Humdrum, c’est le premier album de Samuel Roux sous le pseudo Handy Curse : des arrangements riches, des mélodies claires, une ambiance douce comme un rayon de soleil en fin d’après-midi d’automne, légère comme une bulle d’air tiède.
Avec son premier album, Humdrum, Samuel Roux alias Handy Curse fait l’éloge de la lenteur, du temps qui passe et de la douceur qui l’accompagne. Un album comme une feuille qui tombe en planant, ou comme une bulle pleine de soleil qui s’envole dans une brise tiède. Un album dans lequel on finit par se sentir bien, très bien. Une musique folk-country-pop qui raconte une certaine joie de vivre, simple et tranquille. Pas besoin de s’énerver et de s’enflammer pour profiter de la vie. Pas besoin de monter le son. Une musique comme un baume. Une musique idéale pour un samedi matin. Pour un vendredi soir, après l’excitation de la semaine. Entre midi et deux pour faire un break. En automne quand la lumière baisse. Au printemps quand les fleurs bourgeonnent. En été, à l’ombre d’un arbre. En hiver, au coin du feu. Un album tout terrain, toute saison, tous moments.
Ce qui caractérise Humdrum, en effet, c’est sa très grande richesse et variété. Handy Curse mélange les genres sans hésiter. Dans un ensemble pop-folk subtil, on trouve aussi des morceaux qui lorgnent du côté de la country, comme sur Master Food Lover ou If Language is a Fraud ou le très entraînant et réjouissant The Man, the Male & the Mad, mais aussi qui dérivent vers le psychédélisme, comme Intoxicated ou If Language is a Fraud ou Jocker Smile, mais toujours en retenue sans emphase, sans exagération. Cette dimension psychédélique est probablement l’un des aspects le plus intéressant et plaisant de l’album. Elle n’est en fait qu’une illustration de la richesse et de l’inventivité de l’album, des différents plans et couches qui forment les morceaux. Samuel Roux n’hésite pas à utiliser les arrangements pour envoyer ses chansons dans des tas de directions surprenantes. Créer la surprise. Samuel Roux fait ça très bien. Ouvrir des portes dans les morceaux à des moments où on ne s’y attend pas. Dans chaque morceau, il réussit à créer des accidents, rajoutant ici et là des arrangements étonnants: un chœur, une flûte, un sifflotement, un solo d’orgue, quelques notes de piano comme des clochettes légères, du violon. Mais aussi d’un morceau à l’autre, passant allègrement d’un style à l’autre avec le même bonheur. A chaque écoute, il y a toujours un moment d’étonnement lorsqu’on ré-entend ce petit truc qu’on avait manqué à la précédente écoute ou qu’on avait oublié. La production de Paul Trigoulet — qui joue aussi sur l’album — n’est certainement pas étrangère à cette réussite.

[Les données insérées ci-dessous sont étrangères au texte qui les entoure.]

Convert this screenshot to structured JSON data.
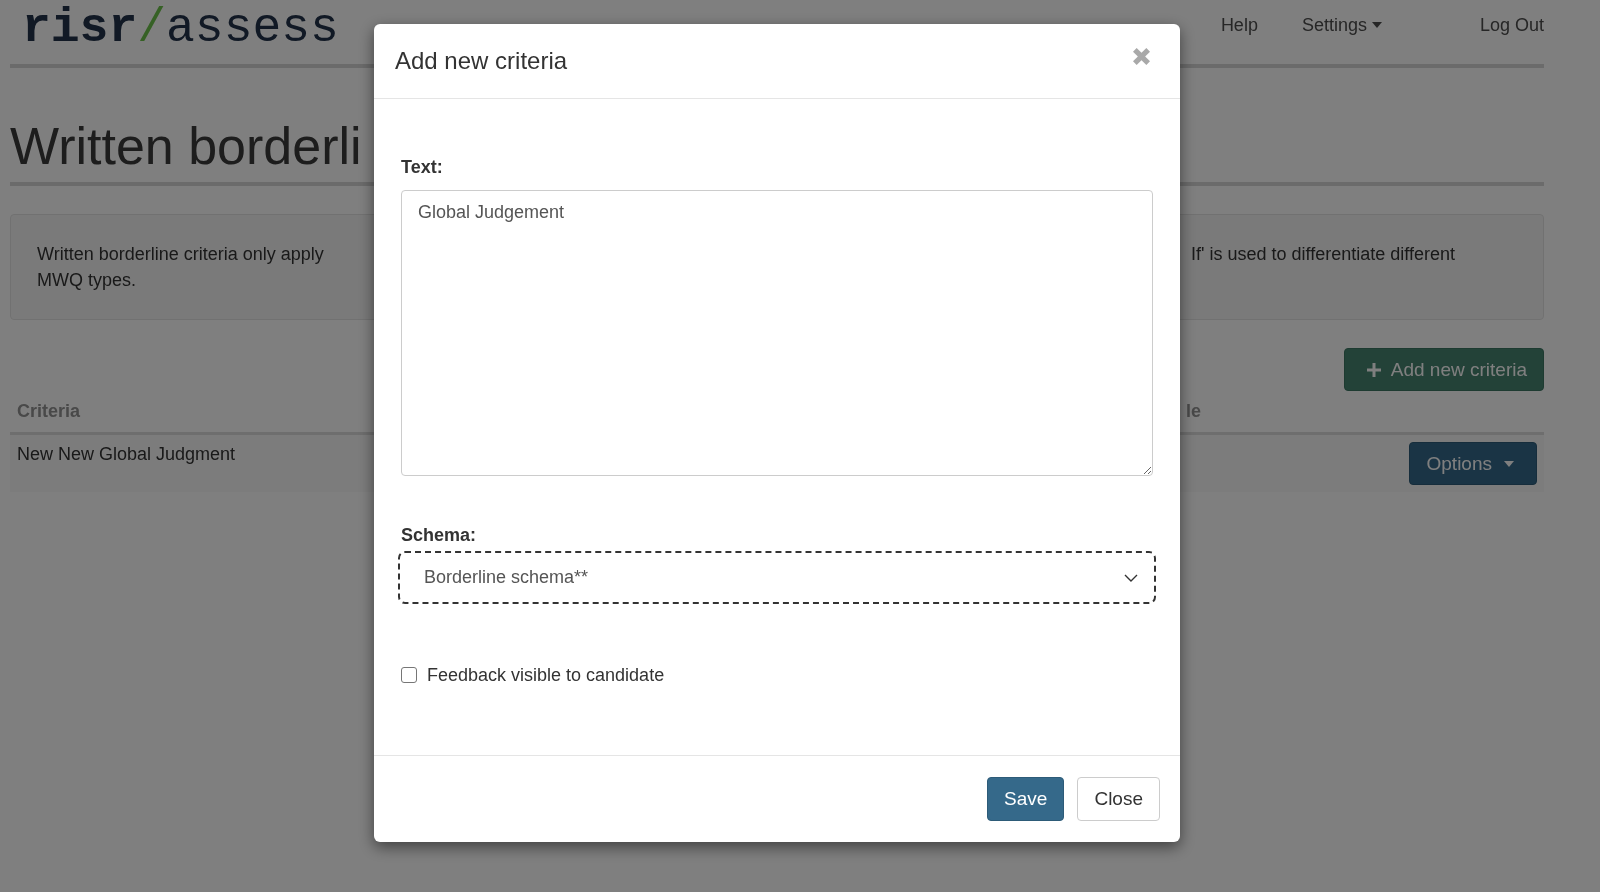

Ce qui plaît aussi sur Humdrum c’est la voix et les mélodies qui portent les morceaux. De belles mélodies que, à de rares exceptions prêt, Samuel Roux chante tout en retenue. Il sait mettre sa voix au service des mélodies, des chansons. Il la doucement pose au milieu des arrangements; c’est particulièrement réussi sur Pennsylvania Station. Doucement, sans excès, sans affectation, sans complexité, une complexité, on l’a dit, qu’il la laisse à la musique. La voix est aérienne, quelque fois lointaine — sur Jocker Smile ou If Language is a Fraud, définitivement un des meilleurs morceaux de l’album. Ou plus présente comme sur Freedom Trees.
Et puis on ne pourra pas ne pas dire un mot de l’objet… sorti en vinyle sous une superbe pochette réalisée par Anna Henrotte-Bois, voilà un album qu’il faut écouter et qu’on peut regarder. Impeccable.